The documentary made it seem like diabetes is caused solely by meat consumption
I think this was the biggest scare tactic of the film that was misleading. Personally, I know several diabetics that have diabetes, unrelated from diet. For example, my mother got diabetes while pregnant (called gestational diabetes.) This is something that develops in the placenta and is actually not diet related. If not treated, it can turn into full-blown Type 2 (or even Type 1) diabetes, but at first, it’s not related to diet at all.
If you get one thing from the documentary, stop eating processed foods (like sugar) and lower your intake of meat and dairy
First and foremost, eat real food. Cut out the processed foods (especially sugar) as best you can. Shop mostly from the produce section and eat mostly plants. Cut out as much dairy and meat as you can and see the effects it has on your body.
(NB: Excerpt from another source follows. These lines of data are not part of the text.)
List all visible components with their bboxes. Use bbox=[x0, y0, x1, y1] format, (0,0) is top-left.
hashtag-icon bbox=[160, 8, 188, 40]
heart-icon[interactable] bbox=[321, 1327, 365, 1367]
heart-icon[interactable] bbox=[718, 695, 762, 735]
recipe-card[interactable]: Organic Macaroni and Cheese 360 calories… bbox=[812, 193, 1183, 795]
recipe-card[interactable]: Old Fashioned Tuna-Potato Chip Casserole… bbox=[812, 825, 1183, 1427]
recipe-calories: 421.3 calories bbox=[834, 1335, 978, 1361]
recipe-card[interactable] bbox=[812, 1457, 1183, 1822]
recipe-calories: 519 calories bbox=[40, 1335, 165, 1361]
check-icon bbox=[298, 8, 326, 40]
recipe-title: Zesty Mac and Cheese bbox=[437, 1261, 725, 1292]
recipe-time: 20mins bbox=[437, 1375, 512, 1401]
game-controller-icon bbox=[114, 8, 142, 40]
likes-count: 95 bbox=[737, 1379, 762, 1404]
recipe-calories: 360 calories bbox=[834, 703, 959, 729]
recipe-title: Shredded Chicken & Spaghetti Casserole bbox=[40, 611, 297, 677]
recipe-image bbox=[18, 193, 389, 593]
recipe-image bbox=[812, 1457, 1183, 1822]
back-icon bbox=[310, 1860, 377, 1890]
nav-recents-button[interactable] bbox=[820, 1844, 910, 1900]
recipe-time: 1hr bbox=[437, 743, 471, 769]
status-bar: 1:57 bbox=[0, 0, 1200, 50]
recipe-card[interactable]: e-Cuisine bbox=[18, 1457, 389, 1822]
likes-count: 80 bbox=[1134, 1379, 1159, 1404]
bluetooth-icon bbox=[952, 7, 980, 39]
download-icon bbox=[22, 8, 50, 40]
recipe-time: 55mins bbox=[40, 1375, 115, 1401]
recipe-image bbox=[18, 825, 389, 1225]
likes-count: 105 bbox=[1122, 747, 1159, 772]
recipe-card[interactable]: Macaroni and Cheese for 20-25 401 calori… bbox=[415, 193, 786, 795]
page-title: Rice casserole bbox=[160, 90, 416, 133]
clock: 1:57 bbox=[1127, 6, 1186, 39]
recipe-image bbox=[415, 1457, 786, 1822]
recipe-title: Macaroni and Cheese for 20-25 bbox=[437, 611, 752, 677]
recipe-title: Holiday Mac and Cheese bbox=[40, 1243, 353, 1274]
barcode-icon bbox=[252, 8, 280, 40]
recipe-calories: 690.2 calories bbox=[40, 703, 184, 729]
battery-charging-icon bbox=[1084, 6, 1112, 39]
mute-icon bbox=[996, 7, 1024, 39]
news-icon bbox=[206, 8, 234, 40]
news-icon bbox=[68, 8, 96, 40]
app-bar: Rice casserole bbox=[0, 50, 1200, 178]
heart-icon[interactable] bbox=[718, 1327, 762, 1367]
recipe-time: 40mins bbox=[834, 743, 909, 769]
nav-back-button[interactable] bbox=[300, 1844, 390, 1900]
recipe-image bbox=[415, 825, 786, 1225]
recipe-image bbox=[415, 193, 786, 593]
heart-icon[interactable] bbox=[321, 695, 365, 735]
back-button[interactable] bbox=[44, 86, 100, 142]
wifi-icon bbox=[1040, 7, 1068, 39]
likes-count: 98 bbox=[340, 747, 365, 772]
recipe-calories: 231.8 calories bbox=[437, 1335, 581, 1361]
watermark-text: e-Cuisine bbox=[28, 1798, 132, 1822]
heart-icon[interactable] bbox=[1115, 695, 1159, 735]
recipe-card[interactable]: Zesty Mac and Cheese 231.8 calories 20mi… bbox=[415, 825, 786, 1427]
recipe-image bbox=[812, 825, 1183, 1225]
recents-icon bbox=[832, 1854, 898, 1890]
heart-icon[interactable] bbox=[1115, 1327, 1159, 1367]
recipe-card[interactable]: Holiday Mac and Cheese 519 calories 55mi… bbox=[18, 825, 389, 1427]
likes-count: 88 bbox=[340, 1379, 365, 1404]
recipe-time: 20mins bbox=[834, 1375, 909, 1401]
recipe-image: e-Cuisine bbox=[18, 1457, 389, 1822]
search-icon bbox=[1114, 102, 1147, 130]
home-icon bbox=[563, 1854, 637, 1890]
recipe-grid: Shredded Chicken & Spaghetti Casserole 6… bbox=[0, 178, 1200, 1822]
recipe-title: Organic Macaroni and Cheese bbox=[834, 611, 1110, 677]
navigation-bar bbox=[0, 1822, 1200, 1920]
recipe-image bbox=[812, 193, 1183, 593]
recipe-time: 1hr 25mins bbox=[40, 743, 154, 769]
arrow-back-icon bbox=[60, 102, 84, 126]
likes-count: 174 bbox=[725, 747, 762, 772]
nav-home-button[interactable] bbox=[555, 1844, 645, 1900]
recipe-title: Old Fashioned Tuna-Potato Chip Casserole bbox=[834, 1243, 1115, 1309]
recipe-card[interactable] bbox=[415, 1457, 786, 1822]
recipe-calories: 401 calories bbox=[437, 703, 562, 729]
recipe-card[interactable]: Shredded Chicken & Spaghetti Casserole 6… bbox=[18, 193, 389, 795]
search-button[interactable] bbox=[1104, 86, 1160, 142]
Here’s a personal example. In my second trimester, I was eating a lot more dairy and meat than I had ever before (thanks to crazy pregnancy cravings) and I was getting bad back pain. I blamed it on my growing belly, but as it worsened, I told myself to go back to basics and rely on my diet as the medicine. Sure enough, the lower back pain I was riddled with in my second trimester has nearly disappeared, despite an even BIGGER belly. I cut out the nightly frozen yogurt and Friday night sausage pizza, and sure enough, I felt a million times better.
I wholeheartedly believe that a plant-based diet is the best way to eat, if you can maintain it, but if not, just making small changes in your diet can be immensely helpful in your short and long term health.
How can you start?
- If you have eggs for breakfast or yogurt, try swapping in with something vegan instead, like some avocado toast, a vegan protein smoothie, oatmeal and berries, or toast with nut butter and banana.
- Replace one meal a day with something completely vegan. Try to increase that to two meals a day, a few days a week.
- Always order the side salad (not fries) when you’re out to lunch – use every meal/moment as an opportunity to cram in veggies.
- Cooking veggies with butter, processed oils or cheese doesn’t count – season your vegetables with spices, seasonings, and healthy fats (like olive oil) to give them flavor and eat them in their true state, not melted in cheese or doused in butter
- If you’re busy and on-the-go, green juices can be an easy and quick way to guarantee you get a serving of veggies in your day.
- Don’t look at processed foods differently just because they’re vegan – a bag of potato chips might be potatoes, but when they’re fried in GMO-ridden canola oil, the nutritional integrity of the potato is no longer there. Eat real, whole food.